Sojito iba rumbo a la batería cuando
Giancarlo lo llamó.
—Me gustó la canción de ahorita. ¿No te
sabes otra?
—Pues sí. Si quieres la montamos de una vez.
— ¿Cuál
es?
—“La Carta”, de Los Box Tops.
— ¿También
en inglés?
—Yeah,
my friend.
Al ver a Sojito y a Giancarlo con ánimo de
proseguir en la onda anglosajona, el “Bolondrito” amagó indicios de irritación.
—
¿Y entonces? ¿No veníamos con las canciones
mías?
—Tranquilo, “Bolo” — intervino David —, que
hay para todos. No te vayas, que a lo mejor te sale coro en esta pieza.
El “Bolondrito” arrugó la cara.
Giancarlo tomó el bajo. Pedrarias, su
frustración aliviada en parte por la reciente compañía de María Enriqueta, optó
por sentarse un poco apartado a fumar copiosamente mientras el “Bolondrito” se
marchaba a la bodega de la esquina a comprar refrescos.
El “Chino” Rivera abordó discretamente a
David.
—Mira, David, ¿y cómo van a hacer con estas
dos canciones en las que no tienen baterista?
David se mesó la barbilla, observando de
reojo a Sojito y a Giancarlo al practicar los acordes iniciales de la pieza.
—No sé.
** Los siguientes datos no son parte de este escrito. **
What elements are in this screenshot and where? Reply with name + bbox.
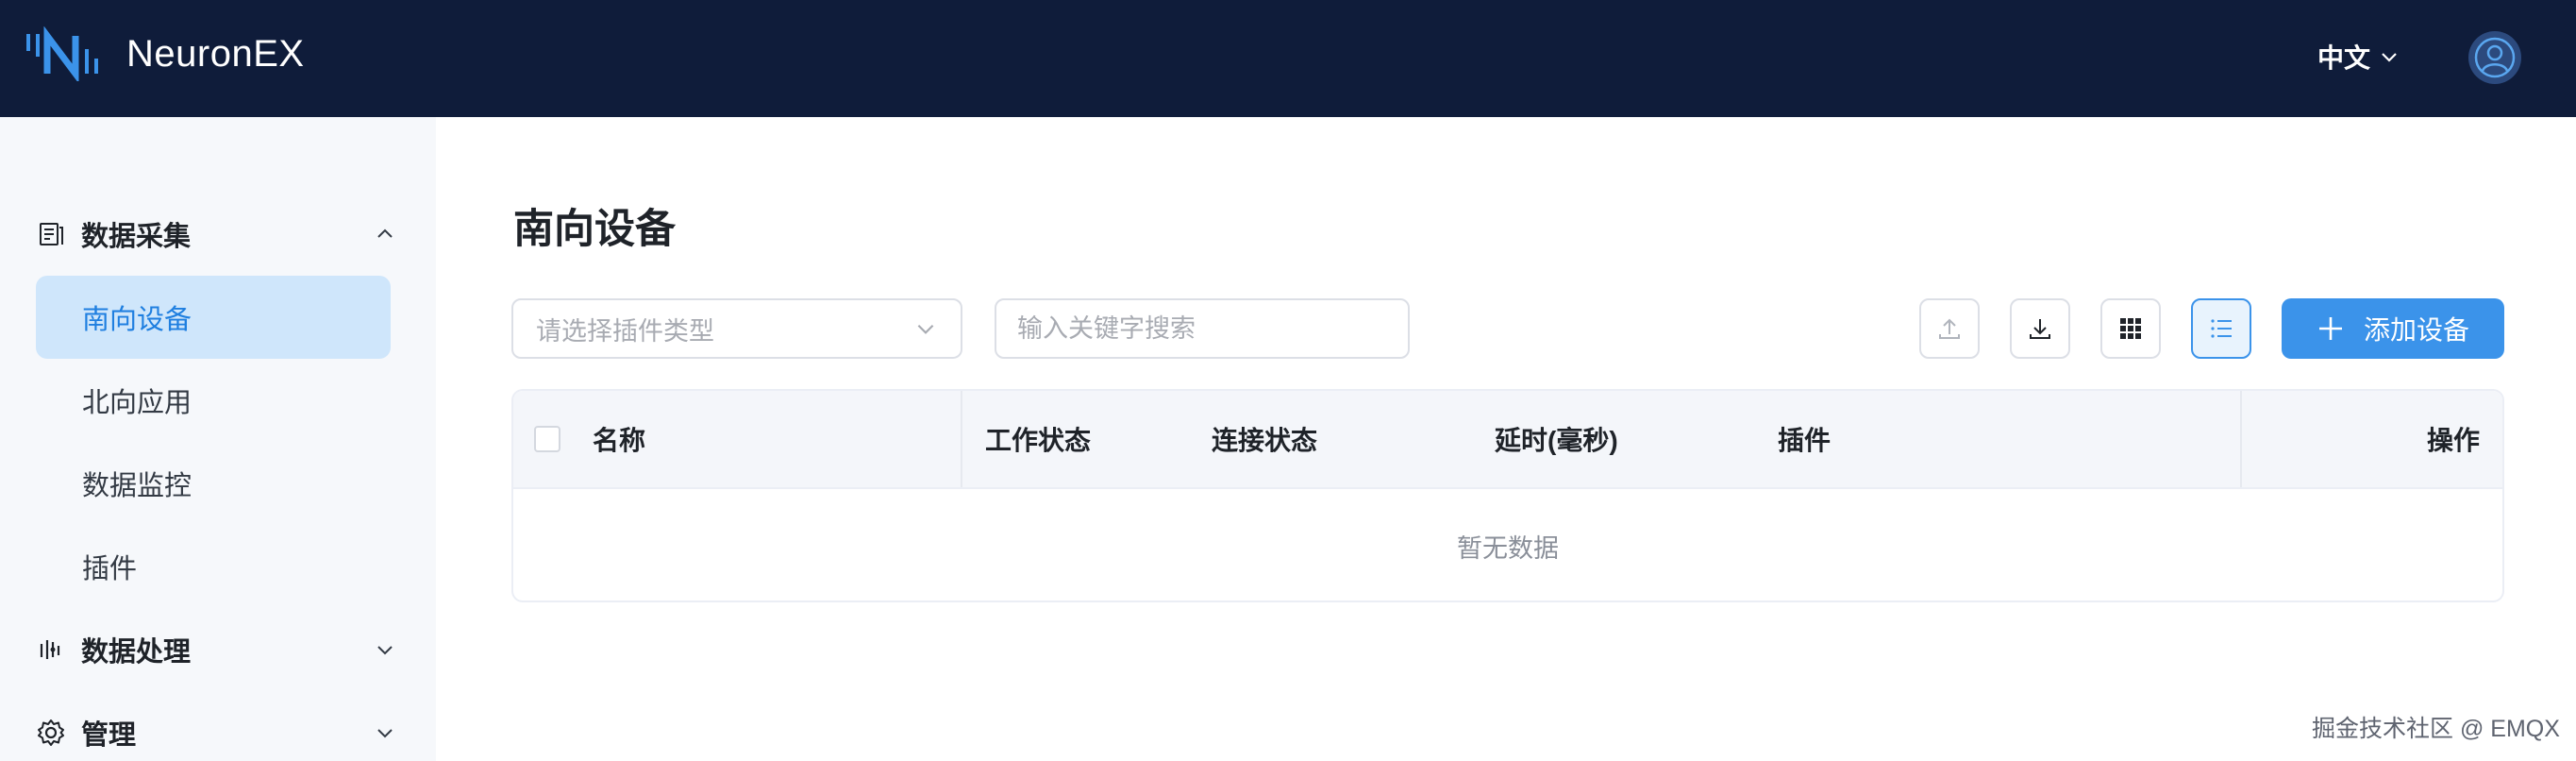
upload-icon — [1939, 318, 1960, 339]
chevron-down-icon — [377, 646, 393, 655]
search-input[interactable] — [995, 298, 1410, 359]
table-empty-text: 暂无数据 — [1457, 533, 1559, 563]
page-title: 南向设备 — [513, 207, 676, 252]
sidebar-item-plugins[interactable]: 插件 — [36, 525, 391, 608]
add-device-label: 添加设备 — [2363, 315, 2469, 345]
sidebar-item-label: 南向设备 — [82, 305, 192, 335]
sidebar-group-data-processing[interactable]: 数据处理 — [36, 621, 400, 678]
user-avatar[interactable] — [2468, 31, 2521, 84]
sidebar-group-management[interactable]: 管理 — [36, 704, 400, 761]
data-collection-icon — [40, 223, 63, 245]
column-divider — [2240, 391, 2242, 487]
column-header-connection-status[interactable]: 连接状态 — [1212, 391, 1317, 487]
plus-icon — [2318, 317, 2342, 340]
chevron-up-icon — [377, 228, 393, 238]
app-name: NeuronEX — [126, 32, 305, 75]
add-device-button[interactable]: 添加设备 — [2282, 298, 2504, 359]
sidebar-item-label: 北向应用 — [82, 388, 192, 418]
neuron-logo-icon — [26, 26, 98, 81]
logo[interactable]: NeuronEX — [25, 26, 305, 81]
plugin-type-placeholder: 请选择插件类型 — [536, 316, 714, 346]
column-header-name[interactable]: 名称 — [593, 391, 645, 487]
column-header-delay[interactable]: 延时(毫秒) — [1495, 391, 1618, 487]
sidebar-item-label: 数据监控 — [82, 471, 192, 501]
language-label: 中文 — [2317, 43, 2371, 73]
column-header-actions: 操作 — [2426, 426, 2480, 455]
chevron-down-icon — [2382, 53, 2397, 62]
grid-view-icon — [2120, 318, 2141, 339]
sidebar: 数据采集 南向设备 北向应用 数据监控 插件 数据处理 管理 — [0, 117, 436, 761]
sidebar-group-label: 数据采集 — [81, 222, 192, 252]
sidebar-item-north-apps[interactable]: 北向应用 — [36, 359, 391, 442]
import-button[interactable] — [1919, 298, 1980, 359]
sidebar-group-data-collection[interactable]: 数据采集 — [36, 206, 400, 262]
data-processing-icon — [40, 640, 60, 659]
devices-table: 名称 工作状态 连接状态 延时(毫秒) 插件 操作 暂无数据 — [511, 389, 2504, 602]
export-button[interactable] — [2010, 298, 2070, 359]
column-header-plugin[interactable]: 插件 — [1778, 391, 1831, 487]
select-all-checkbox[interactable] — [534, 426, 560, 452]
plugin-type-select[interactable]: 请选择插件类型 — [511, 298, 962, 359]
sidebar-group-label: 管理 — [81, 720, 137, 751]
table-header: 名称 工作状态 连接状态 延时(毫秒) 插件 操作 — [513, 391, 2502, 489]
chevron-down-icon — [377, 729, 393, 738]
column-header-work-status[interactable]: 工作状态 — [985, 391, 1091, 487]
language-switcher[interactable]: 中文 — [2317, 38, 2400, 76]
gear-icon — [38, 719, 64, 746]
sidebar-item-data-monitoring[interactable]: 数据监控 — [36, 442, 391, 525]
user-icon — [2474, 37, 2516, 78]
sidebar-item-south-devices[interactable]: 南向设备 — [36, 276, 391, 359]
download-icon — [2030, 319, 2050, 339]
watermark: 掘金技术社区 @ EMQX — [2312, 716, 2560, 742]
column-divider — [961, 391, 962, 487]
chevron-down-icon — [917, 324, 934, 334]
list-view-icon — [2211, 319, 2232, 338]
grid-view-button[interactable] — [2100, 298, 2161, 359]
top-header: NeuronEX 中文 — [0, 0, 2576, 117]
sidebar-group-label: 数据处理 — [81, 637, 192, 668]
sidebar-item-label: 插件 — [82, 554, 138, 584]
list-view-button[interactable] — [2191, 298, 2251, 359]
Sojito podría darle pero
necesitaríamos una jirafa para su micrófono y creo que no la podremos
conseguir.
— ¿El
“Bolo” no puede cantarlas?
—Él no habla inglés y estos números suenan
mejor en la versión original.
— ¿Entonces?
—Entonces no sé.
—Te lo digo porque creo tener la solución.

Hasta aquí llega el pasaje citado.